Let \( A = \{x : x = 4n + 1, n \in \mathbb{Z}, 0 \leq n < 4 \} \)
Let \( B = \{x : x = 15n + 4, n \in \mathbb{N}, n \leq 3 \} \)
Let \( C = \{x : x \text{ is a prime number}, x \in A \cup B \} \)
Then the cardinal number of set \( C \) is

• A. \( \emptyset \)
• B. 3
• C. 4
• D. 5

Hint:

To find the cardinal number of a set, identify the elements of the set and count them. In this case, count the prime numbers in the union of sets \( A \) and \( B \).

Answer 1

The Correct Option is B

Step 1: Identify the elements of set A.
The set \( A \) is given by:
\[ A = \{x : x = 4n + 1, n \in \mathbb{Z}, 0 \leq n < 4 \} \] Substitute \( n = 0, 1, 2, 3 \) into \( x = 4n + 1 \):
\[ A = \{1, 5, 9, 13\} \]

Step 2: Identify the elements of set B.
The set \( B \) is given by:
\[ B = \{x : x = 15n + 4, n \in \mathbb{N}, n \leq 3 \} \] Substitute \( n = 0, 1, 2, 3 \) into \( x = 15n + 4 \):
\[ B = \{4, 19, 34, 49\} \]

Step 3: Find the union of A and B.
The union of \( A \) and \( B \) is:
\[ A \cup B = \{1, 5, 9, 13, 4, 19, 34, 49\} \]
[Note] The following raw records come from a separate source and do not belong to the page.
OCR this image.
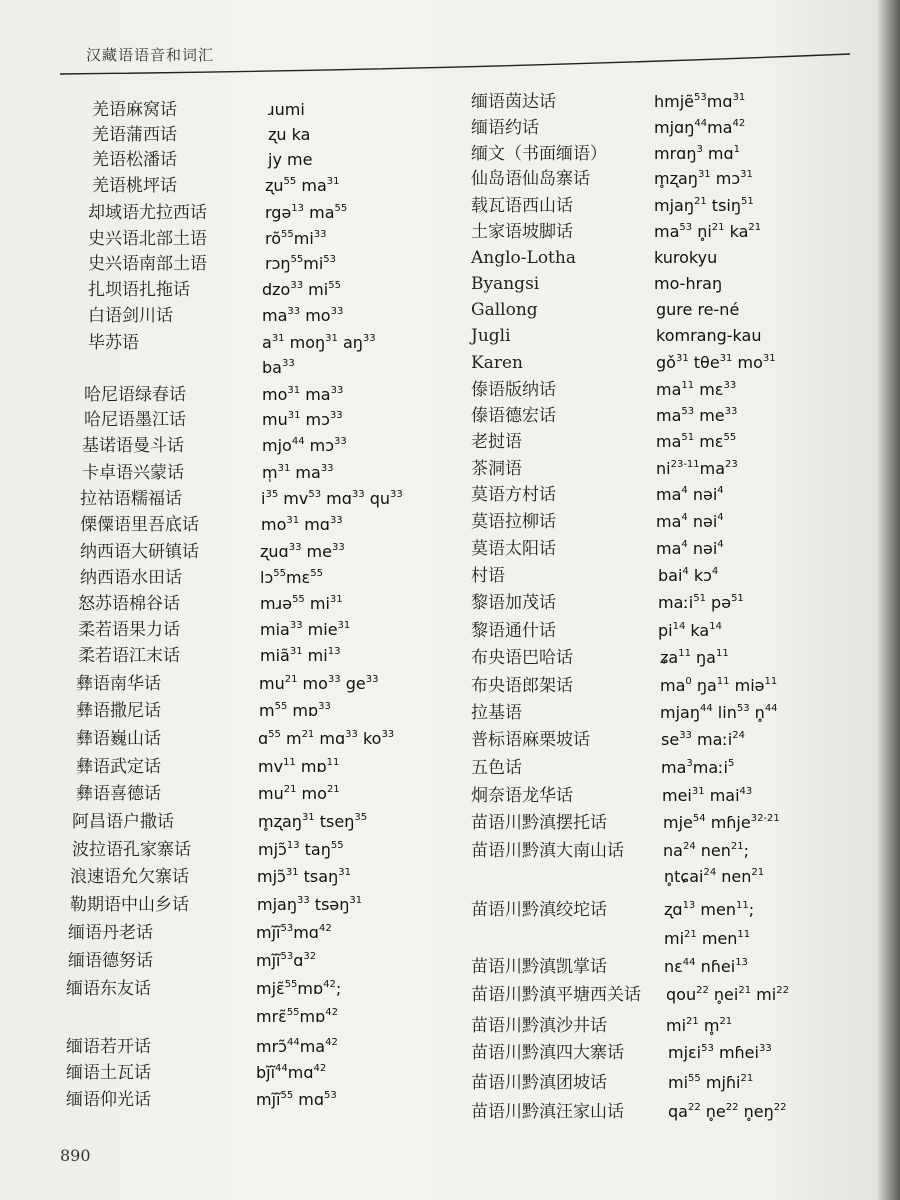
汉藏语语音和词汇
羌语麻窝话	ɹumi
羌语蒲西话	ʐu ka
羌语松潘话	jy me
羌语桃坪话	ʐu$^{55}$ $ma^{31}$
却域语尤拉西话	rgə$^{13}$ $ma^{55}$
史兴语北部土语	$rõ^{55}mi^{33}$
史兴语南部土语	$rɔŋ^{55}mi^{53}$
扎坝语扎拖话	dzo$^{33}$ $mi^{55}$
白语剑川话	$ma^{33}$ $mo^{33}$
毕苏语	$a^{31}$ moŋ$^{31}$ $aŋ^{33}$
$ba^{33}$
哈尼语绿春话	$mo^{31}$ $ma^{33}$
哈尼语墨江话	$mu^{31}$ mɔ$^{33}$
基诺语曼斗话	mjo$^{44}$ mɔ$^{33}$
卡卓语兴蒙话	m̩$^{31}$ $ma^{33}$
拉祜语糯福话	$i^{35}$ $mv^{53}$ mɑ$^{33}$ $qu^{33}$
傈僳语里吾底话	$mo^{31}$ mɑ$^{33}$
纳西语大研镇话	ʐuɑ$^{33}$ $me^{33}$
纳西语水田话	lɔ$^{55}$mɛ$^{55}$
怒苏语棉谷话	mɹə$^{55}$ $mi^{31}$
柔若语果力话	mia$^{33}$ mie$^{31}$
柔若语江末话	miã$^{31}$ $mi^{13}$
彝语南华话	$mu^{21}$ $mo^{33}$ $ge^{33}$
彝语撒尼话	$m^{55}$ mɒ$^{33}$
彝语巍山话	ɑ$^{55}$ $m^{21}$ mɑ$^{33}$ $ko^{33}$
彝语武定话	$mv^{11}$ mɒ$^{11}$
彝语喜德话	$mu^{21}$ $mo^{21}$
阿昌语户撒话	m̥ʐaŋ$^{31}$ tseŋ$^{35}$
波拉语孔家寨话	mjɔ̃$^{13}$ taŋ$^{55}$
浪速语允欠寨话	mjɔ̃$^{31}$ tsaŋ$^{31}$
勒期语中山乡话	mjaŋ$^{33}$ tsəŋ$^{31}$
缅语丹老话	$mj̃ĩ^{53}mɑ^{42}$
缅语德努话	$mj̃ĩ^{53}ɑ^{32}$
缅语东友话	mjɛ̃$^{55}$mɒ$^{42}$;
mrɛ̃$^{55}$mɒ$^{42}$
缅语若开话	$mrɔ̃^{44}ma^{42}$
缅语土瓦话	$bj̃ĩ^{44}mɑ^{42}$
缅语仰光话	$mj̃ĩ^{55}$ mɑ$^{53}$
缅语茵达话	hmjẽ$^{53}$mɑ$^{31}$
缅语约话	$mjɑŋ^{44}ma^{42}$
缅文（书面缅语）	mrɑŋ$^3$ mɑ$^1$
仙岛语仙岛寨话	m̥ʐaŋ$^{31}$ mɔ$^{31}$
载瓦语西山话	mjaŋ$^{21}$ tsiŋ$^{51}$
土家语坡脚话	$ma^{53}$ $n̥i^{21}$ $ka^{21}$
Anglo-Lotha	kurokyu
Byangsi	mo-hraŋ
Gallong	gure re-né
Jugli	komrang-kau
Karen	$gǒ^{31}$ tθe$^{31}$ $mo^{31}$
傣语版纳话	$ma^{11}$ mɛ$^{33}$
傣语德宏话	$ma^{53}$ $me^{33}$
老挝语	$ma^{51}$ mɛ$^{55}$
茶洞语	$ni^{23-11}ma^{23}$
莫语方村话	$ma^4$ nəi$^4$
莫语拉柳话	$ma^4$ nəi$^4$
莫语太阳话	$ma^4$ nəi$^4$
村语	bai$^4$ kɔ$^4$
黎语加茂话	maːi$^{51}$ pə$^{51}$
黎语通什话	$pi^{14}$ $ka^{14}$
布央语巴哈话	ʑa$^{11}$ $ŋa^{11}$
布央语郎架话	$ma^0$ $ŋa^{11}$ miə$^{11}$
拉基语	mjaŋ$^{44}$ lin$^{53}$ n̥$^{44}$
普标语麻栗坡话	$se^{33}$ maːi$^{24}$
五色话	$ma^3maːi^5$
炯奈语龙华话	mei$^{31}$ mai$^{43}$
苗语川黔滇摆托话	mje$^{54}$ mɦje$^{32-21}$
苗语川黔滇大南山话 $na^{24}$ nen$^{21}$;
n̥tɕai$^{24}$ nen$^{21}$
苗语川黔滇绞坨话	ʐɑ$^{13}$ men$^{11}$;
$mi^{21}$ men$^{11}$
苗语川黔滇凯掌话	nɛ$^{44}$ nɦei$^{13}$
苗语川黔滇平塘西关话 qou$^{22}$ $n̥ei^{21}$ $mi^{22}$
苗语川黔滇沙井话	$mi^{21}$ m̥$^{21}$
苗语川黔滇四大寨话	mjɛi$^{53}$ mɦei$^{33}$
苗语川黔滇团坡话	$mi^{55}$ mjɦi$^{21}$
苗语川黔滇汪家山话	$qa^{22}$ $n̥e^{22}$ $n̥eŋ^{22}$
890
Step 4: Find the prime numbers in \( A \cup B \).
The prime numbers in \( A \cup B \) are:
\[ \{1, 5, 9, 13, 4, 19, 34, 49\} \quad \text{(Prime numbers are 5, 13, and 19)} \]

Step 5: Cardinal number of set \( C \).
The set \( C \) contains the prime numbers in \( A \cup B \), so the cardinal number of \( C \) is 3.

Step 6: Final Answer.
The correct answer is option (B), as the cardinal number of set \( C \) is 3.